The integral of root cotx is equal to
∫√cotx dx = $-\dfrac{1}{\sqrt{2}}$ tan-1 ($\dfrac{\cot x-1}{\sqrt{2\cot x}}$) – $\dfrac{1}{2\sqrt{2}}$ log $|\dfrac{\cot x+1-\sqrt{2\cot x}}{\cot x+1+\sqrt{2\cot x}}|$ +C
where C is an arbitrary integral constant. Here we will learn how to integrate square root of cotx.
Integral of √cotx
Question: Find ∫√cotx dx.
Solution:
Let cotx=t2.
Differentiating w.r.t x, -cosec2x dx = 2tdt
∴ dx = $\dfrac{-2t dt}{\text{cosec}^2x}$ = $\dfrac{-2tdt}{1+\cot^2x}$ = $\dfrac{-2tdt}{1+t^4}$.
So the given integral of square root of cotx can be written as
∫√cotx dx
= ∫$\dfrac{-2t^2 dt}{1+t^4}$
= – ∫$\dfrac{(t^2+1)+(t^2-1)}{1+t^4}dt$
= $-\int \dfrac{t^2+1}{1+t^4} dt$ $-\int \dfrac{t^2-1}{1+t^4}dt$
Dividing both the numerator and the denominator by t2, the above integral
= $- \int \dfrac{1+\frac{1}{t^2}}{t^2+\frac{1}{t^2}} dt$ – $\int \dfrac{1-\frac{1}{t^2}}{t^2+\frac{1}{t^2}} dt$
= $- \int \dfrac{1+\frac{1}{t^2}}{(t-\frac{1}{t})^2+2} dt$ – $\int \dfrac{1-\frac{1}{t^2}}{(t+\frac{1}{t})^2-2} dt$
= I1 + I2 (say).
So we get ∫√cotx dx = I1 + I2 …(∗)
| For I1, put $t-\frac{1}{t}=u$ so that $1+\frac{1}{t^2}=du$. For I2, put $t+\frac{1}{t}=v$ so that $1-\frac{1}{t^2}=dv$. |
Now, from (∗),
∫√cotx dx = I1 + I2
= $-\int \dfrac{du}{u^2+2} dt$ $-\int \dfrac{dv}{v^2-2} dt$
= $-\dfrac{1}{\sqrt{2}}$ tan-1 ($\dfrac{u}{\sqrt{2}}$) $-\dfrac{1}{2\sqrt{2}}$ log $|\dfrac{v-\sqrt{2}}{v+\sqrt{2}}|$ +C
= $-\dfrac{1}{\sqrt{2}}$ tan-1 ($\dfrac{t^2-1}{\sqrt{2}t}$) $-\dfrac{1}{2\sqrt{2}}$ log $|\dfrac{t^2+1-\sqrt{2}t}{t^2+1+\sqrt{2}t}|$ +C (putting the above values of u and v)

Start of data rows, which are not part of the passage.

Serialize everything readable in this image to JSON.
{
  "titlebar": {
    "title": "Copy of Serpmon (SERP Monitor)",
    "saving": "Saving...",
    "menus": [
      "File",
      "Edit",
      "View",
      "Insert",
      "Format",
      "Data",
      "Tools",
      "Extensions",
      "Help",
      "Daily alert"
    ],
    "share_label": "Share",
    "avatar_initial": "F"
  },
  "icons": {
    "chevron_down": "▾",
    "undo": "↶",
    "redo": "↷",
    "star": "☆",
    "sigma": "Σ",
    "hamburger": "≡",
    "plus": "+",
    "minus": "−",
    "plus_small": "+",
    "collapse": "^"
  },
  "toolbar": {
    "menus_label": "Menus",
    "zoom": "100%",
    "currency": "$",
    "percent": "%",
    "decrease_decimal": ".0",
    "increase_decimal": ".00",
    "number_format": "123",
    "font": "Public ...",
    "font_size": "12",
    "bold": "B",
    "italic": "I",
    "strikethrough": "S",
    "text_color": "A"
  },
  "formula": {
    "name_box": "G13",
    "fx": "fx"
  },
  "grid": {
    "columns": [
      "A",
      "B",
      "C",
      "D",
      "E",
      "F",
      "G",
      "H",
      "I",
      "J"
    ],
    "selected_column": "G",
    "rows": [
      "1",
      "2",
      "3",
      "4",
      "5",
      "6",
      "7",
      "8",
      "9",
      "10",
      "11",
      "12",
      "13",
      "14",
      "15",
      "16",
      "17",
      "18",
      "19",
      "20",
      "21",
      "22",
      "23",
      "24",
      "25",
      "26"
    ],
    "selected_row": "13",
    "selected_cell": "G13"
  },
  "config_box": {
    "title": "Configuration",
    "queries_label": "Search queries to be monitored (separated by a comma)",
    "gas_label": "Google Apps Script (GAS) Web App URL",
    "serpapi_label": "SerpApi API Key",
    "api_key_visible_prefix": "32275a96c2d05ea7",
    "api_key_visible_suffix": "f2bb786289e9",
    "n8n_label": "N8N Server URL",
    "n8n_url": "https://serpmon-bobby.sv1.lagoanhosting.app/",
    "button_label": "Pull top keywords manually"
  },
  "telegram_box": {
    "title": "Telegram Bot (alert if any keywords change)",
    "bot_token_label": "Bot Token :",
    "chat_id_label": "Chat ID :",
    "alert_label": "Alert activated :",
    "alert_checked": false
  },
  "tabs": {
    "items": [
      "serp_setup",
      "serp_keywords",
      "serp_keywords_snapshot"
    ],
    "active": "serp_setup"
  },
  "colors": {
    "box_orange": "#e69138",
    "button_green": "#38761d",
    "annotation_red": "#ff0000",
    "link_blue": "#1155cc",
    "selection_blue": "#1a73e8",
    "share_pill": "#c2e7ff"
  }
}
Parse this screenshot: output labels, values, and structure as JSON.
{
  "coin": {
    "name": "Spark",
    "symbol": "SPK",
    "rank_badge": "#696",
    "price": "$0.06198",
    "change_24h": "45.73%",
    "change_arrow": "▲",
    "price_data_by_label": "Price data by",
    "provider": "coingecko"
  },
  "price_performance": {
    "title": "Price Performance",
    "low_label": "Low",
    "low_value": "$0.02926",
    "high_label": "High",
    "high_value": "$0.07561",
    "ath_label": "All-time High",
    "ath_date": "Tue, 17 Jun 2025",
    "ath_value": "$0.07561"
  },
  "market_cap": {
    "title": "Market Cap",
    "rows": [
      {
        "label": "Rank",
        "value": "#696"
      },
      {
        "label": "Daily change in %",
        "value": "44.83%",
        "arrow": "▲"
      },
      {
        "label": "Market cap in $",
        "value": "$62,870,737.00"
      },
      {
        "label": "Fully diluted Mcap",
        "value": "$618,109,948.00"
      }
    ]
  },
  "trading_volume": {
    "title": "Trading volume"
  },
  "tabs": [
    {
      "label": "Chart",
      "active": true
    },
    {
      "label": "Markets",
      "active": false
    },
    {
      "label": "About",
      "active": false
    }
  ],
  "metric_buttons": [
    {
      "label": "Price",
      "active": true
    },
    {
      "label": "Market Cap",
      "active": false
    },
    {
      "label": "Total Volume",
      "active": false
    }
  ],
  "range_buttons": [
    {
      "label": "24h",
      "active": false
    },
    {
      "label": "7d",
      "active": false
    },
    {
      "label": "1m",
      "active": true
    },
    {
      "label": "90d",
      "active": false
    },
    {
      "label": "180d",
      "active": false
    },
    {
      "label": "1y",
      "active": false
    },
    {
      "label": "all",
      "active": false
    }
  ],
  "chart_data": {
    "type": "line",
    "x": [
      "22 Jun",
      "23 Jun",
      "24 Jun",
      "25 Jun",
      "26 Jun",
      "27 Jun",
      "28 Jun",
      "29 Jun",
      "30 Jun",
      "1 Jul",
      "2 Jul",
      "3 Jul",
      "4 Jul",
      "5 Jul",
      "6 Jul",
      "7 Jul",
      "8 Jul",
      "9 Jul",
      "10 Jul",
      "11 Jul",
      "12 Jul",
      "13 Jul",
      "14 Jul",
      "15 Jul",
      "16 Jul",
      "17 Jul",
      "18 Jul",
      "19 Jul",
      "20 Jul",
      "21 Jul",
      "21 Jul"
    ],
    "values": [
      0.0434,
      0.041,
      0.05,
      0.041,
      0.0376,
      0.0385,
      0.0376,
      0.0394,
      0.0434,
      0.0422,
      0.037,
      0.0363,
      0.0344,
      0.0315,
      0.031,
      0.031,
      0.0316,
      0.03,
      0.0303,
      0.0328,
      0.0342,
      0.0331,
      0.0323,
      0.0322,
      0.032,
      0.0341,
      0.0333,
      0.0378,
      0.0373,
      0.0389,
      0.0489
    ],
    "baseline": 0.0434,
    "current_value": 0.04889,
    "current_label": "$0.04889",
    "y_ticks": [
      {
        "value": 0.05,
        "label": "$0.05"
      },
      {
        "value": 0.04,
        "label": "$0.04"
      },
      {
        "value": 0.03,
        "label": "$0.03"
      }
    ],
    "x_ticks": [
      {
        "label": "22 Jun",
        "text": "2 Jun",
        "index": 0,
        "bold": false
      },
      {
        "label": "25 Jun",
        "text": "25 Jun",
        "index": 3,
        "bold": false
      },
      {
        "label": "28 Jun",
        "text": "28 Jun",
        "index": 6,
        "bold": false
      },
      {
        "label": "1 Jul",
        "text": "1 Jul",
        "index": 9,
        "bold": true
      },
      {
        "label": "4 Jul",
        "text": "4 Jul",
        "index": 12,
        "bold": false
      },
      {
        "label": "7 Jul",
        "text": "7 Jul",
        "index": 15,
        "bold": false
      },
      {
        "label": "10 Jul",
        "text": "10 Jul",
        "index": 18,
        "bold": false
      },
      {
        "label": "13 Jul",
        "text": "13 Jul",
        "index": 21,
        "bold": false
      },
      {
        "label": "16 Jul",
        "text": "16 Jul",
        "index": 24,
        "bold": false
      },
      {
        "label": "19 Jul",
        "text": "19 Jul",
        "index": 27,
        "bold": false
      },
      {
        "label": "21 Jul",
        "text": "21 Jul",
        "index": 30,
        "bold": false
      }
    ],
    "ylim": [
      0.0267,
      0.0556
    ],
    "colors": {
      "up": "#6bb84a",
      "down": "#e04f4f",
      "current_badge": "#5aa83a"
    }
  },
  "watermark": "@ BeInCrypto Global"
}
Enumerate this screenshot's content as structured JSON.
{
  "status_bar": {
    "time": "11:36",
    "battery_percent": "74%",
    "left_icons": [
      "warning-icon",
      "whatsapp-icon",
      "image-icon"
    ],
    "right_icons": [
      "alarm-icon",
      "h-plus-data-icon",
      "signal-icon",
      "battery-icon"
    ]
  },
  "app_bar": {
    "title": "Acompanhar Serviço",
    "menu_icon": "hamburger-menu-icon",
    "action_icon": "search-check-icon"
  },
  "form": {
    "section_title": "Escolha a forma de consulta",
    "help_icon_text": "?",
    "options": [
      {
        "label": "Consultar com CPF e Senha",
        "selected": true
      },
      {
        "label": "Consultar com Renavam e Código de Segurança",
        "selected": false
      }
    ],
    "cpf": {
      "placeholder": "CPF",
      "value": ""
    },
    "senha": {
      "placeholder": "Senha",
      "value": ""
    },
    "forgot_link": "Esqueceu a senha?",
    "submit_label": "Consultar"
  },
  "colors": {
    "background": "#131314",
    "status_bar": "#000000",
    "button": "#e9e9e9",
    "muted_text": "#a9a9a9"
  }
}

= $-\dfrac{1}{\sqrt{2}}$ tan-1 ($\dfrac{\cot x-1}{\sqrt{2\cot x}}$) – $\dfrac{1}{2\sqrt{2}}$ log $|\dfrac{\cot x+1-\sqrt{2\cot x}}{\cot x+1+\sqrt{2\cot x}}|$ +C.
So the integral of square root of tanx is equal to $-\dfrac{1}{\sqrt{2}}$ tan-1 ($\dfrac{\cot x-1}{\sqrt{2\cot x}}$) – $\dfrac{1}{2\sqrt{2}}$ log $|\dfrac{\cot x+1-\sqrt{2\cot x}}{\cot x+1+\sqrt{2\cot x}}|$ +C, where C is an integration constant.
Have You Read These Integrals?
Find ∫tanx dx | Find ∫√tanx dx
Find ∫cotx dx | Find ∫tan2x dx
FAQs
Q1: What is the integration of root cot x?
Answer: The integration of cot x is equal to ∫√cotx dx = $-\dfrac{1}{\sqrt{2}}$ tan-1 ($\dfrac{\cot x-1}{\sqrt{2\cot x}}$) – $\dfrac{1}{2\sqrt{2}}$ log $|\dfrac{\cot x+1-\sqrt{2\cot x}}{\cot x+1+\sqrt{2\cot x}}|$ +C.